Five Must-See Fall Hikes Around Mt. Rainier

There is no doubt that Fall is the time for hiking. As you start to make your exploration plans, consider the following five trails in and around Mt. Rainier.

1)  The Moraine Trail – Easy | Paradise Area

For reasons we’ve never understood this trail doesn’t get much attention, perhaps because trails with views of Mount Rainier take precedence for first-time visitors. For hikers seeking views of Mount Rainier without a lot of company, the Moraine Trail is ideal. From the Henry M. Jackson Visitor Center, walk up the steps onto the well-marked trail system; follow signs to the Moraine Trail. After climbing through meadows the trail enters forest before descending to the moraine. Don’t get too close to the edge; it may be unstable. Listen to the clatter of falling rocks as the glaciers grumble in this wild and desolate setting. Chances to encounter wildlife here are greater than on busier trails.

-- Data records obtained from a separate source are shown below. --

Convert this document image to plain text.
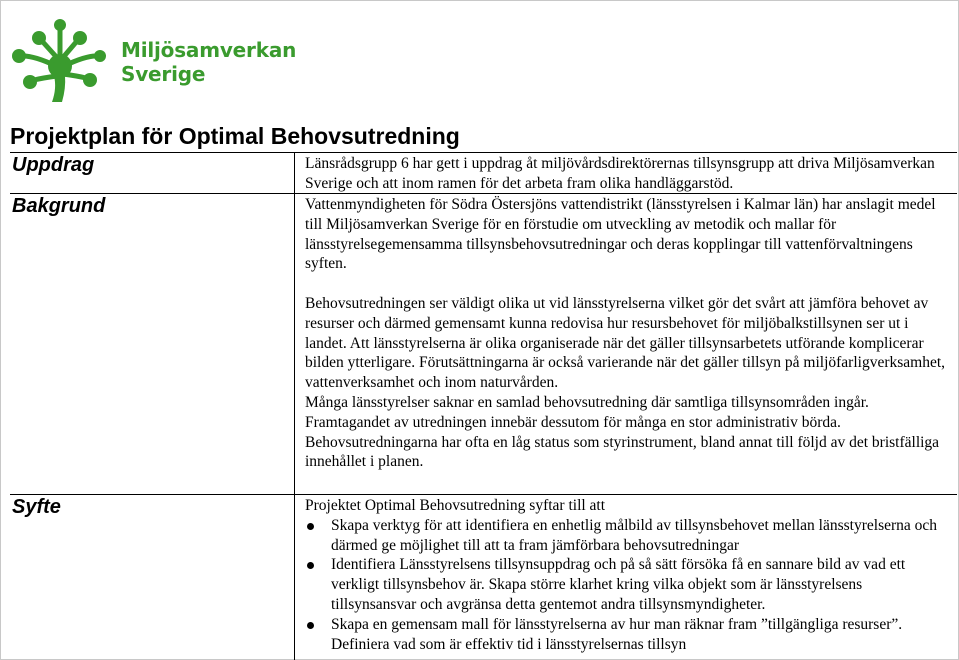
Miljösamverkan
Sverige
Projektplan för Optimal Behovsutredning
Uppdrag	Länsrådsgrupp 6 har gett i uppdrag åt miljövårdsdirektörernas tillsynsgrupp att driva Miljösamverkan Sverige och att inom ramen för det arbeta fram olika handläggarstöd.

Bakgrund	Vattenmyndigheten för Södra Östersjöns vattendistrikt (länsstyrelsen i Kalmar län) har anslagit medel till Miljösamverkan Sverige för en förstudie om utveckling av metodik och mallar för länsstyrelsegemensamma tillsynsbehovsutredningar och deras kopplingar till vattenförvaltningens syften.

Behovsutredningen ser väldigt olika ut vid länsstyrelserna vilket gör det svårt att jämföra behovet av resurser och därmed gemensamt kunna redovisa hur resursbehovet för miljöbalkstillsynen ser ut i landet. Att länsstyrelserna är olika organiserade när det gäller tillsynsarbetets utförande komplicerar bilden ytterligare. Förutsättningarna är också varierande när det gäller tillsyn på miljöfarligverksamhet, vattenverksamhet och inom naturvården.

Många länsstyrelser saknar en samlad behovsutredning där samtliga tillsynsområden ingår. Framtagandet av utredningen innebär dessutom för många en stor administrativ börda.

Behovsutredningarna har ofta en låg status som styrinstrument, bland annat till följd av det bristfälliga innehållet i planen.

Syfte	Projektet Optimal Behovsutredning syftar till att

Skapa verktyg för att identifiera en enhetlig målbild av tillsynsbehovet mellan länsstyrelserna och därmed ge möjlighet till att ta fram jämförbara behovsutredningar
Identifiera Länsstyrelsens tillsynsuppdrag och på så sätt försöka få en sannare bild av vad ett verkligt tillsynsbehov är. Skapa större klarhet kring vilka objekt som är länsstyrelsens tillsynsansvar och avgränsa detta gentemot andra tillsynsmyndigheter.
Skapa en gemensam mall för länsstyrelserna av hur man räknar fram ”tillgängliga resurser”. Definiera vad som är effektiv tid i länsstyrelsernas tillsyn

Moraine Trail - Karen Sykes

2) Knapsack Pass – Moderate | Mowich Lake Area

Start at Mowich Lake for one of the most spectacular hikes inside the park. Behind the patrol cabin find a trail that climbs through the forest. Gradually meadows replace the forest with small, mossy tributaries bordered with monkey-flowers. The trail climbs steeply to a ridge-crest then descends a boulder field; this stretch is often in the shade; you may encounter steep snow and/or ice. Take trekking poles and traction devices. Unless you are an experienced navigator go back the way you came; otherwise you can continue on a path to Spray Park and hike back to Mowich Lake. There are not enough adjectives that live up to the splendor of the setting.

Knapsack Pass - Karen Sykes

3) Grove of the Patriarchs – Easy | Ohanapecosh Area

This is an easy hike for all ages and persuasions. The trail starts behind the restroom near the Stevens Canyon entrance of the park through old-growth forest. Short spurs lead to the banks of the Ohanapecosh River. After admiring the massive Western Red Cedars and Douglas firs you’ll come to a suspension bridge. Kids may be tempted to jump up and down on the bridge; please discourage them as it causes the bridge to sway. The loop trail continues through an ancient grove of trees where awe is the only possible response once you see these giants. In fall, fiery vine maples fill in the gaps between the big trees. Benches invite quiet contemplation.

Grove - Loren Lane

4) Crystal Peak – Moderate | Chinook Pass Area

This is a strenuous but precious gem off Highway 410 that shares the trailhead with Crystal Lakes. Cross a small stream and at 1.5 miles turn right at the junction for Crystal Peak (the trail to Crystal Lakes continues straight). After crossing a stream the trail switchbacks through old-growth forest that gradually transitions to meadows with views of Mount Rainier and colorful mountain ash, asters and other late summer flowers. The trail climbs to a notch in a rocky ridgeline (site of an old lookout) with views down to Crystal Lakes. You can follow the ridgeline a little further to another highpoint but watch your footing especially if the trail is frosty or snow has fallen.

Crystal Peak - Karen Sykes

5) Alta Vista Trail – Easy | Paradise Area

You can’t go wrong no matter where you hike at Paradise. Get a free printed map of the trail system (at the park entrance or the Henry M. Jackson Visitor Center) and/or follow signs. Alta Vista is a 1.5-mile loop suitable for all ages and abilities (experienced hikers can continue to higher points including Panorama Point, even Camp). Start out on the stone steps across from the Visitor Center, listen for the shrill whistle of marmots or better yet, see them as they scurry about preparing for a long winter. The steep meadows that flank the mountain burn with fall color – save Paradise for a clear day if possible and discover why Paradise is thusly named.